This is the first of a series of posts intended to help scientists take part in the open science revolution by pointing them towards effective tools, approaches, and technologies.
When I make presentations to groups of scientists about the Climate Code Foundation and the Science Code Manifesto, I am often asked to recommend particular systems, or to advise on the advantages and disadvantages of some particular combination of tools. Many scientists are keen to adopt free software systems, open-source tools, and modern development methods, to become part of the growing open science revolution, and are looking for guidance.
I’m happy to discuss such questions individually, but there are far too many possible systems, configurations, and sets of requirements for anyone to give a single comprehensive answer. One tool might be excellent for most uses but fall short in some particular aspect which is critical for your project. Another might be generally weak but have a tremendously strong feature which addresses your needs. Over the next few days I will be giving some specific answers to common questions—identifying the strengths and weaknesses of my own favourite systems—but first I will try to help any scientist to pick winners for themselves, by giving some useful rules of thumb.
So I have formulated five general rules for making good choices in the open-source development world, and this is the first in a series of posts laying out those rules.
1. Is it really free? Is it really open?
The first question to ask about any particular tool is: what restrictions are there on using, modifying, or sharing it? Can my audience use it too?
The open science revolution is built on free software, and I strongly encourage all researchers to use free software whenever possible. However, the term “free software” has a very specific technical meaning, which is often misunderstood by those outside the software world. It does not mean “zero-cost software”, it means “software that does not restrict its users from studying, modifying, and sharing it”.

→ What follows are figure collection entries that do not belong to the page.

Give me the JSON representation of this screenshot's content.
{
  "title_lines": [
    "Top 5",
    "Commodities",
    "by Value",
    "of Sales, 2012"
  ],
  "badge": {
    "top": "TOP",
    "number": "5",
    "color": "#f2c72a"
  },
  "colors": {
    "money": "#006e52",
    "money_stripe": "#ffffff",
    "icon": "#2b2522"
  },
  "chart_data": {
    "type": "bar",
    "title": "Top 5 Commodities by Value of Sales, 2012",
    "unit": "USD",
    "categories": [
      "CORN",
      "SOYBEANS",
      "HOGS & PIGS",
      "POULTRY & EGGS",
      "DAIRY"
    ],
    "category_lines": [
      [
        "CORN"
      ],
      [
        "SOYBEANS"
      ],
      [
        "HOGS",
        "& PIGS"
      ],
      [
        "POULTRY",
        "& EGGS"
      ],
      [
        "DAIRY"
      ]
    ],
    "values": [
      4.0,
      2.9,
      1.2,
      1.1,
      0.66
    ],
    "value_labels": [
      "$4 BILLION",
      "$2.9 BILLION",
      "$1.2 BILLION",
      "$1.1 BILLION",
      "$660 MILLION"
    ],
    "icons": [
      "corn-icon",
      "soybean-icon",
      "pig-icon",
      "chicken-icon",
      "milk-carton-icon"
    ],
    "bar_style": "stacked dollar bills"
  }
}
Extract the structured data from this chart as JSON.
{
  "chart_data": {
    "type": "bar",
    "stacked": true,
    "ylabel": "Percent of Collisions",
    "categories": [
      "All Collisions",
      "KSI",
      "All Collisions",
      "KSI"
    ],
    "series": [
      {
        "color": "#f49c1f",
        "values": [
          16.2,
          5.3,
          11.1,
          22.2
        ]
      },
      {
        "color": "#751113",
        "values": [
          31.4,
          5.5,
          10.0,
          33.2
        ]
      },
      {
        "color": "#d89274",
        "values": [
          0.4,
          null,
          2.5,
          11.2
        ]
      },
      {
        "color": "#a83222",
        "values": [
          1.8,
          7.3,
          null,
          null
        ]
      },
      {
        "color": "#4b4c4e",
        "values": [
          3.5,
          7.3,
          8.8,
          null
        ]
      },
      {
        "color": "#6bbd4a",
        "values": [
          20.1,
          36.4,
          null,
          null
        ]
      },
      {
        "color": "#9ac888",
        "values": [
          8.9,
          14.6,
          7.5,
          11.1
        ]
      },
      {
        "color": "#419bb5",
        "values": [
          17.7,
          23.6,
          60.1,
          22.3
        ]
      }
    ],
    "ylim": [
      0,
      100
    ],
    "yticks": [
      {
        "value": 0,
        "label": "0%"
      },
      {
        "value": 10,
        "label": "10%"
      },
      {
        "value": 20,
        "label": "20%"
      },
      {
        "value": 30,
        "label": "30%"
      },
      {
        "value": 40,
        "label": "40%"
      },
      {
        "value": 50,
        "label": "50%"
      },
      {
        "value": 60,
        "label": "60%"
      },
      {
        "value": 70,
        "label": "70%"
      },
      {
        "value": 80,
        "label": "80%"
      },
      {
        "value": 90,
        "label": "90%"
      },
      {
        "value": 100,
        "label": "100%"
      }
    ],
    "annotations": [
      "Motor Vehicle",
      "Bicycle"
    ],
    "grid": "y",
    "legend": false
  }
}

Because of this confusion, I usually favour the term “open-source software”, which isn’t so easily misunderstood and also has two other advantages. First, it has the ring of jargon, so listeners immediately grasp that it has a specific technical meaning. Secondly, it chimes with other pillars of twenty-first century science: “open data” and “open access”, with which researchers are often already familiar. Open-ness—making one’s results available to others to be criticised, praised, and built upon—is a core scientific value, and this term emphasizes that the same principle is at work for software.
The formal definitions of the two terms overlap almost totally—certainly all the software I recommend is both free and open-source—and many people use them synonymously: I mostly use “free software” for audiences of software professionals, and “open-source software” for others. It’s very regrettable that some people, including software community leaders, see conflict between the two. In my experience most people actually writing free software aren’t very interested in the distinction.
In any case, the important thing to remember is that software which is zero-cost but not truly free is a very risky choice which will not provide many of the great advantages of open-source software. Scientists and researchers working in large institutions in rich countries often have a very wide choice of zero-cost software tools:
- Some will be available “for free” for some limited trial period. For example, many new computers come pre-installed with suites of software which become unusable after 30 days, unless a fee is paid. The same is often true of software provided at a departmental or group level, and of many web services (for example, search tools for research literature). Remember, the first hit of any drug is always free.
- Some will have been bought for the institution, the department, or the team. A license may need renewing—often annually—at a price to be determined by the vendor. Next year, or next week, the license may come up for renewal and be cancelled due to budget pressure.
- Some will not have been bought, but will have been copied illegally, and any licensing mechanism will have been subverted. Such software may be suddenly disabled (and the people responsible punished).
- Some may have been bought by a single researcher or small group, and made available to a few people. The fact that it’s on your computer doesn’t guarantee that you have the right to use it.
- Finally, some will be truly free, open-source, software.
Always, ask yourself this: can my audience use this tool? Open science is all about sharing your research, including your code, with others, and if they can’t use the tool then your code is much less useful to them—they won’t read it and they won’t improve it—and to you: they won’t cite it.
Your audience might be your research colleagues, or those elsewhere in your department, or at other institutions around the world (including those with less generous budgets), or independent researchers, or the public. One key audience member, often the most important, is your own future self: you can use the tool right now, but your institution might stop licensing it, or you might move to work somewhere without a license, or the software vendor might go broke (so that suddenly nobody has a license). Do you want to be able to use your own research in five years’ time?
Open science uses open-source software. Make sure you do too.